The Guilderland Town Planning Board is holding a virtual meeting at 7 p.m. on Wednesday, and the activist group Save the Pine Bush anticipates that they will accept an environmental impact statement submitted by the developers. This would give Pyramid the green light to transform the area into parking lots, offices, apartments, a gas station, and the only Costco within about 90 miles.
Save the Pine Bush and concerned neighbors plan to gather at 6:30 pm on Wednesday at Guilderland Town Hall—with strict face covering and social distancing guidelines in place—to express opposition to the planned project with protest signs and banners. They characterize the current environmental impact study as “woefully incomplete.”
Take a look at the Final Environmental Impact Statement draft that’s up for discussion:
“We need to protect our ecosystems right here,” Lynne Jackson from Save the Pine Bush told News10 in February, “and I think that this development by Pyramid Crossgates will have a significant and negative impact on the ability of the Pine Bush to survive.”

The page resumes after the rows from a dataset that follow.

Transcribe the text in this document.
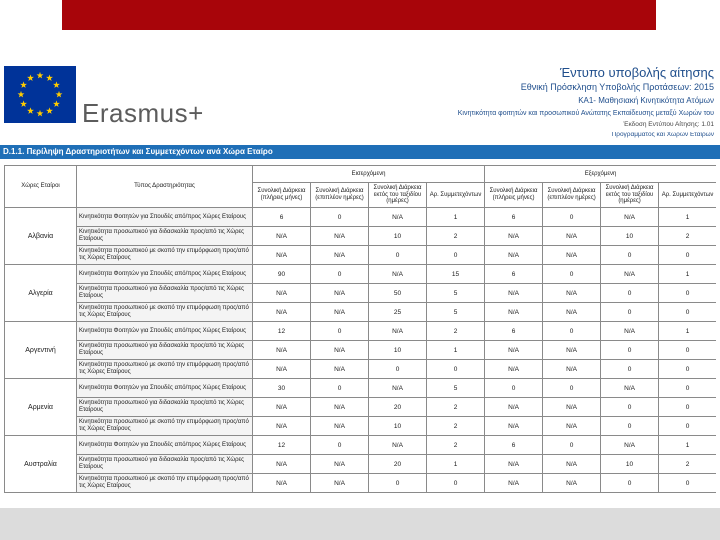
Erasmus+
Έντυπο υποβολής αίτησης
Εθνική Πρόσκληση Υποβολής Προτάσεων: 2015
ΚΑ1- Μαθησιακή Κινητικότητα Ατόμων
Κινητικότητα φοιτητών και προσωπικού Ανώτατης Εκπαίδευσης μεταξύ Χωρών του
Έκδοση Εντύπου Αίτησης: 1.01
Προγράμματος και Χωρών Εταίρων
D.1.1. Περίληψη Δραστηριοτήτων και Συμμετεχόντων ανά Χώρα Εταίρο
Χώρες Εταίροι	Τύπος Δραστηριότητας	Εισερχόμενη				Εξερχόμενη			
		Συνολική Διάρκεια (πλήρεις μήνες)	Συνολική Διάρκεια (επιπλέον ημέρες)	Συνολική Διάρκεια εκτός του ταξιδίου (ημέρες)	Αρ. Συμμετεχόντων	Συνολική Διάρκεια (πλήρεις μήνες)	Συνολική Διάρκεια (επιπλέον ημέρες)	Συνολική Διάρκεια εκτός του ταξιδίου (ημέρες)	Αρ. Συμμετεχόντων
Αλβανία	Κινητικότητα Φοιτητών για Σπουδές από/προς Χώρες Εταίρους	6	0	N/A	1	6	0	N/A	1
	Κινητικότητα προσωπικού για διδασκαλία προς/από τις Χώρες Εταίρους	N/A	N/A	10	2	N/A	N/A	10	2
	Κινητικότητα προσωπικού με σκοπό την επιμόρφωση προς/από τις Χώρες Εταίρους	N/A	N/A	0	0	N/A	N/A	0	0
Αλγερία	Κινητικότητα Φοιτητών για Σπουδές από/προς Χώρες Εταίρους	90	0	N/A	15	6	0	N/A	1
	Κινητικότητα προσωπικού για διδασκαλία προς/από τις Χώρες Εταίρους	N/A	N/A	50	5	N/A	N/A	0	0
	Κινητικότητα προσωπικού με σκοπό την επιμόρφωση προς/από τις Χώρες Εταίρους	N/A	N/A	25	5	N/A	N/A	0	0
Αργεντινή	Κινητικότητα Φοιτητών για Σπουδές από/προς Χώρες Εταίρους	12	0	N/A	2	6	0	N/A	1
	Κινητικότητα προσωπικού για διδασκαλία προς/από τις Χώρες Εταίρους	N/A	N/A	10	1	N/A	N/A	0	0
	Κινητικότητα προσωπικού με σκοπό την επιμόρφωση προς/από τις Χώρες Εταίρους	N/A	N/A	0	0	N/A	N/A	0	0
Αρμενία	Κινητικότητα Φοιτητών για Σπουδές από/προς Χώρες Εταίρους	30	0	N/A	5	0	0	N/A	0
	Κινητικότητα προσωπικού για διδασκαλία προς/από τις Χώρες Εταίρους	N/A	N/A	20	2	N/A	N/A	0	0
	Κινητικότητα προσωπικού με σκοπό την επιμόρφωση προς/από τις Χώρες Εταίρους	N/A	N/A	10	2	N/A	N/A	0	0
Αυστραλία	Κινητικότητα Φοιτητών για Σπουδές από/προς Χώρες Εταίρους	12	0	N/A	2	6	0	N/A	1
	Κινητικότητα προσωπικού για διδασκαλία προς/από τις Χώρες Εταίρους	N/A	N/A	20	1	N/A	N/A	10	2
	Κινητικότητα προσωπικού με σκοπό την επιμόρφωση προς/από τις Χώρες Εταίρους	N/A	N/A	0	0	N/A	N/A	0	0
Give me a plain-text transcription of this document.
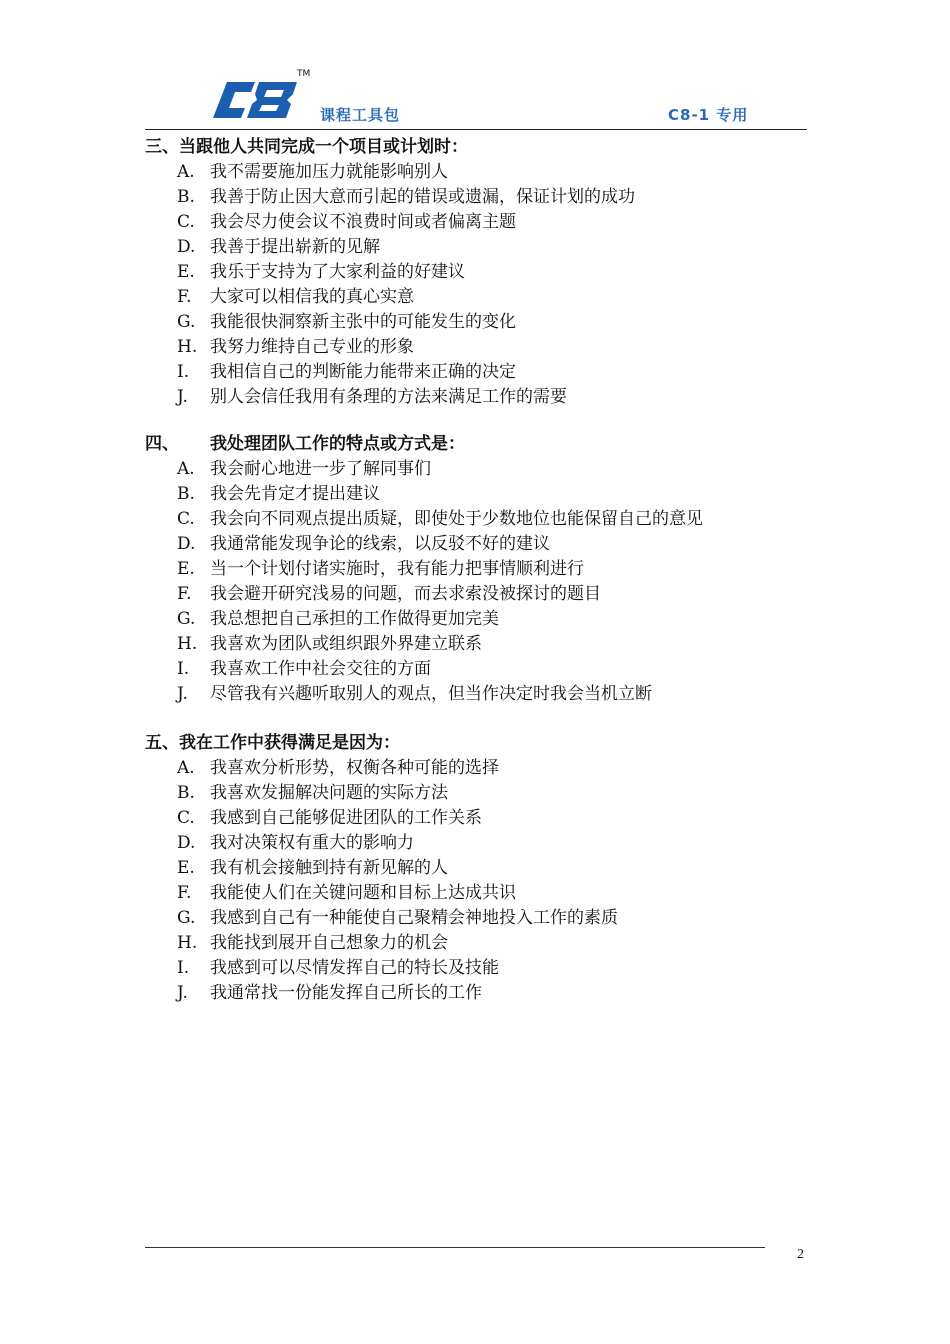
TM
课程工具包	C8-1 专用
三、当跟他人共同完成一个项目或计划时：
A. 我不需要施加压力就能影响别人
B. 我善于防止因大意而引起的错误或遗漏，保证计划的成功
C. 我会尽力使会议不浪费时间或者偏离主题
D. 我善于提出崭新的见解
E. 我乐于支持为了大家利益的好建议
F. 大家可以相信我的真心实意
G. 我能很快洞察新主张中的可能发生的变化
H. 我努力维持自己专业的形象
I. 我相信自己的判断能力能带来正确的决定
J. 别人会信任我用有条理的方法来满足工作的需要
四、 我处理团队工作的特点或方式是：
A. 我会耐心地进一步了解同事们
B. 我会先肯定才提出建议
C. 我会向不同观点提出质疑，即使处于少数地位也能保留自己的意见
D. 我通常能发现争论的线索，以反驳不好的建议
E. 当一个计划付诸实施时，我有能力把事情顺利进行
F. 我会避开研究浅易的问题，而去求索没被探讨的题目
G. 我总想把自己承担的工作做得更加完美
H. 我喜欢为团队或组织跟外界建立联系
I. 我喜欢工作中社会交往的方面
J. 尽管我有兴趣听取别人的观点，但当作决定时我会当机立断
五、我在工作中获得满足是因为：
A. 我喜欢分析形势，权衡各种可能的选择
B. 我喜欢发掘解决问题的实际方法
C. 我感到自己能够促进团队的工作关系
D. 我对决策权有重大的影响力
E. 我有机会接触到持有新见解的人
F. 我能使人们在关键问题和目标上达成共识
G. 我感到自己有一种能使自己聚精会神地投入工作的素质
H. 我能找到展开自己想象力的机会
I. 我感到可以尽情发挥自己的特长及技能
J. 我通常找一份能发挥自己所长的工作
2
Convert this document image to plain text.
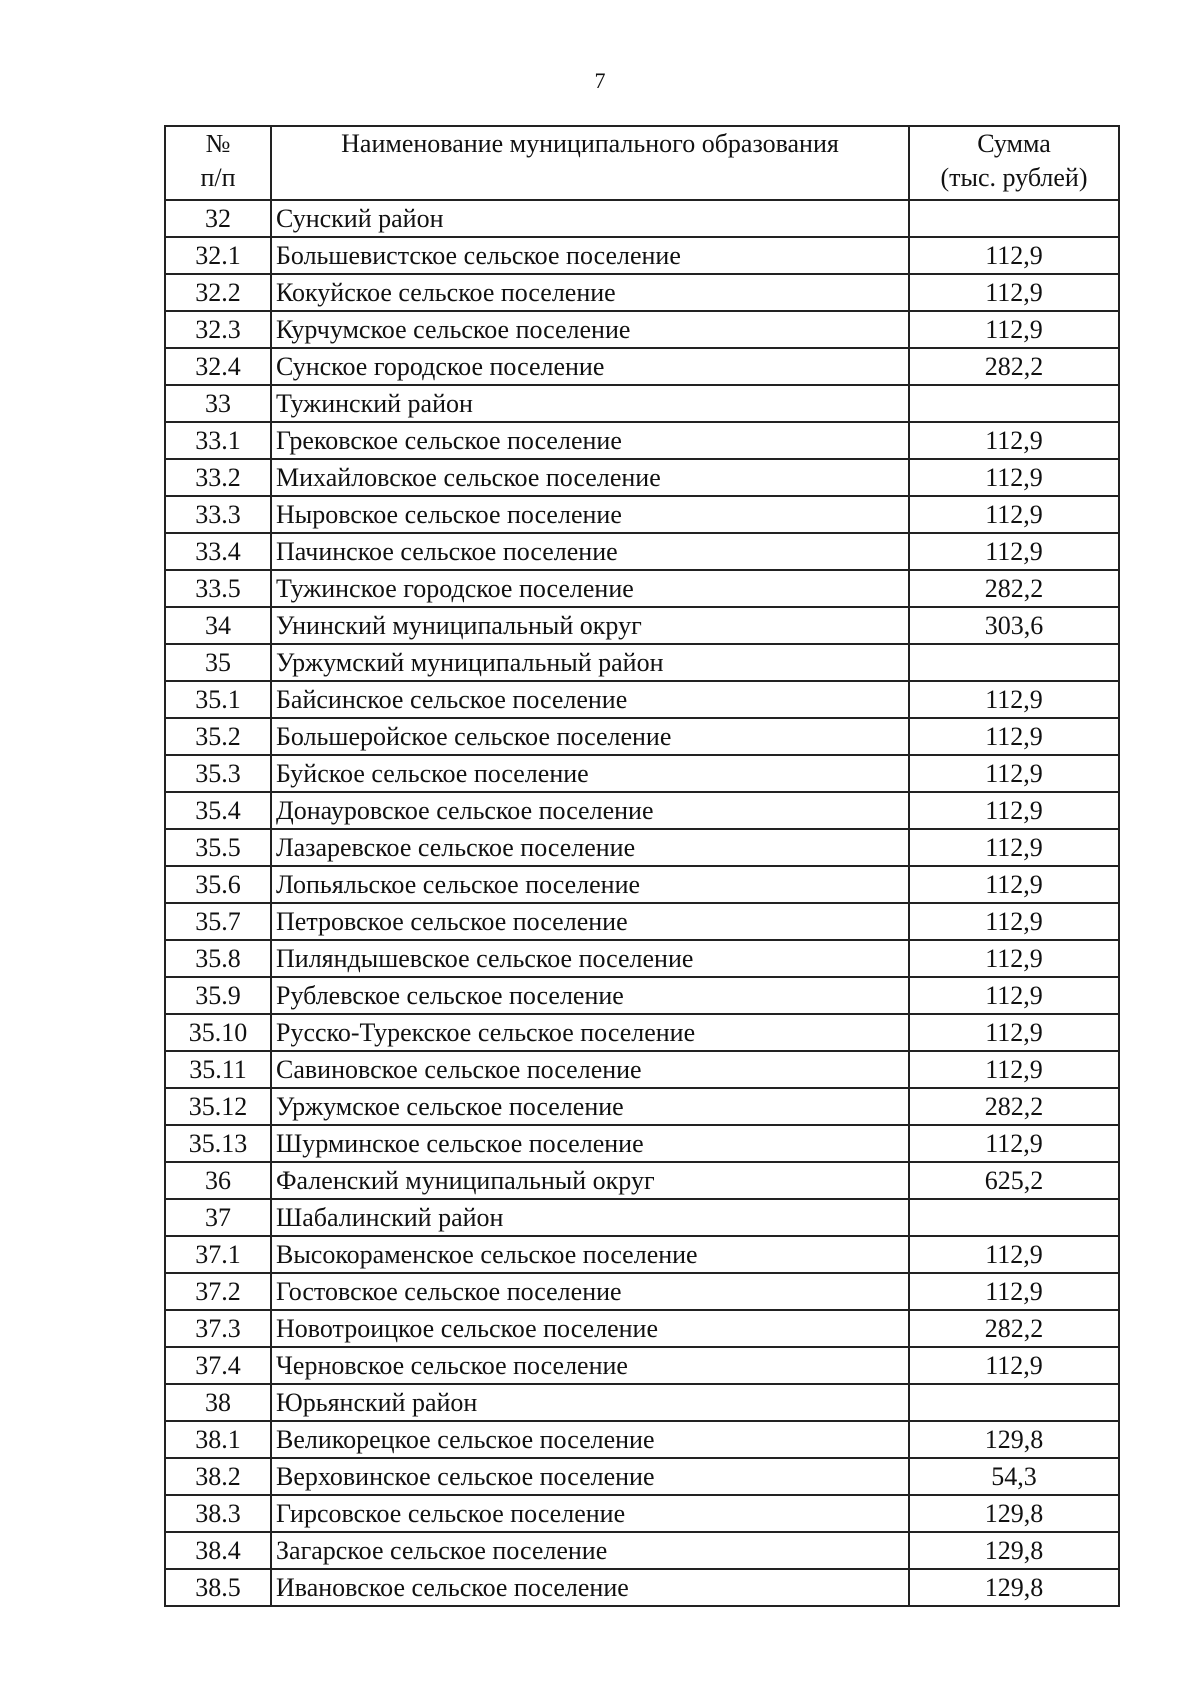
7
№
п/п	Наименование муниципального образования	Сумма
(тыс. рублей)
32	Сунский район	
32.1	Большевистское сельское поселение	112,9
32.2	Кокуйское сельское поселение	112,9
32.3	Курчумское сельское поселение	112,9
32.4	Сунское городское поселение	282,2
33	Тужинский район	
33.1	Грековское сельское поселение	112,9
33.2	Михайловское сельское поселение	112,9
33.3	Ныровское сельское поселение	112,9
33.4	Пачинское сельское поселение	112,9
33.5	Тужинское городское поселение	282,2
34	Унинский муниципальный округ	303,6
35	Уржумский муниципальный район	
35.1	Байсинское сельское поселение	112,9
35.2	Большеройское сельское поселение	112,9
35.3	Буйское сельское поселение	112,9
35.4	Донауровское сельское поселение	112,9
35.5	Лазаревское сельское поселение	112,9
35.6	Лопьяльское сельское поселение	112,9
35.7	Петровское сельское поселение	112,9
35.8	Пиляндышевское сельское поселение	112,9
35.9	Рублевское сельское поселение	112,9
35.10	Русско-Турекское сельское поселение	112,9
35.11	Савиновское сельское поселение	112,9
35.12	Уржумское сельское поселение	282,2
35.13	Шурминское сельское поселение	112,9
36	Фаленский муниципальный округ	625,2
37	Шабалинский район	
37.1	Высокораменское сельское поселение	112,9
37.2	Гостовское сельское поселение	112,9
37.3	Новотроицкое сельское поселение	282,2
37.4	Черновское сельское поселение	112,9
38	Юрьянский район	
38.1	Великорецкое сельское поселение	129,8
38.2	Верховинское сельское поселение	54,3
38.3	Гирсовское сельское поселение	129,8
38.4	Загарское сельское поселение	129,8
38.5	Ивановское сельское поселение	129,8
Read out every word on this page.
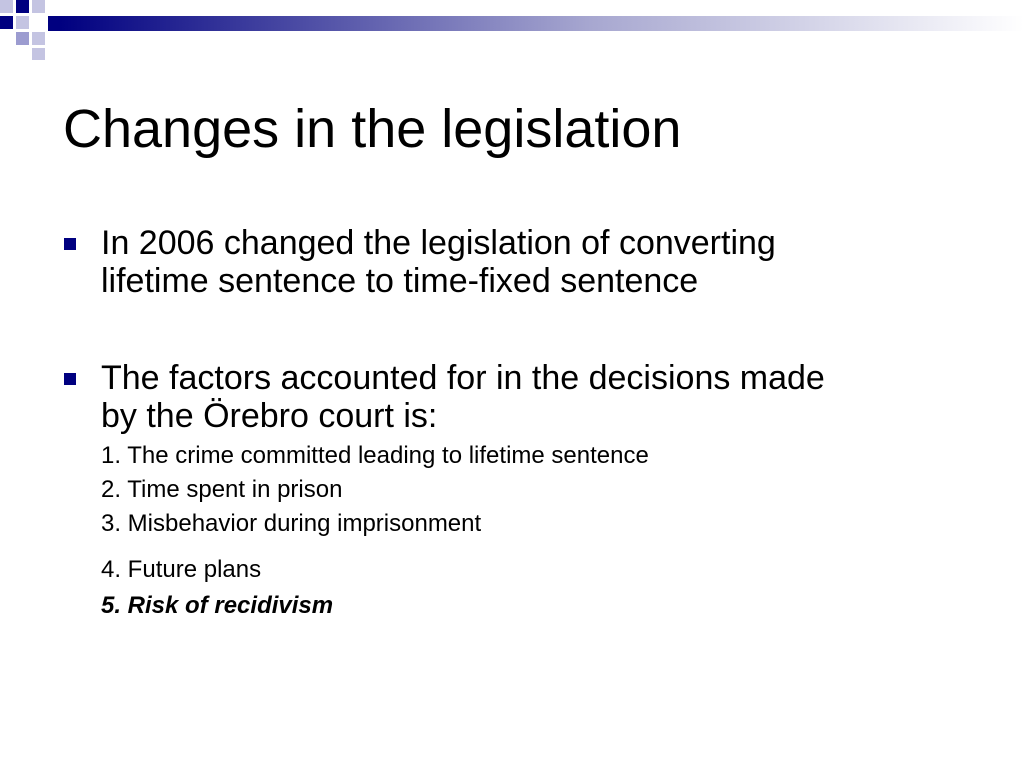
Changes in the legislation
In 2006 changed the legislation of converting
lifetime sentence to time-fixed sentence
The factors accounted for in the decisions made
by the Örebro court is:
1. The crime committed leading to lifetime sentence
2. Time spent in prison
3. Misbehavior during imprisonment
4. Future plans
5. Risk of recidivism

Protest organizers describe Wednesday’s meeting as a “surprise”: “Unlike all of the other meetings which have been on the website since January, this July 29 meeting appeared on the Town website just last week, and July 29 is the fifth Wednesday.” The Planning Board holds scheduled meetings on the second and fourth Wednesday of each month.
For their part, Guilderland’s Planning Department did send notice on July 22 that they would vote on the economic impact statement, which was most recently updated at 10:51 a.m. on Wednesday. Take a look at their notice below, which seems to address the Rapp Road housing projects, with no specific wording on the Costco development:
Proponents of the proposal say there is a lot of community support for a potential Costco in the area, and that the land in question is already zoned for commercial used and has been developed previously.
The lands included in the Albany Pine Bush Preserve are not threatened by any development plans. Rather, much of the Capital Region area is generally considered a unique and native pine bush habitat.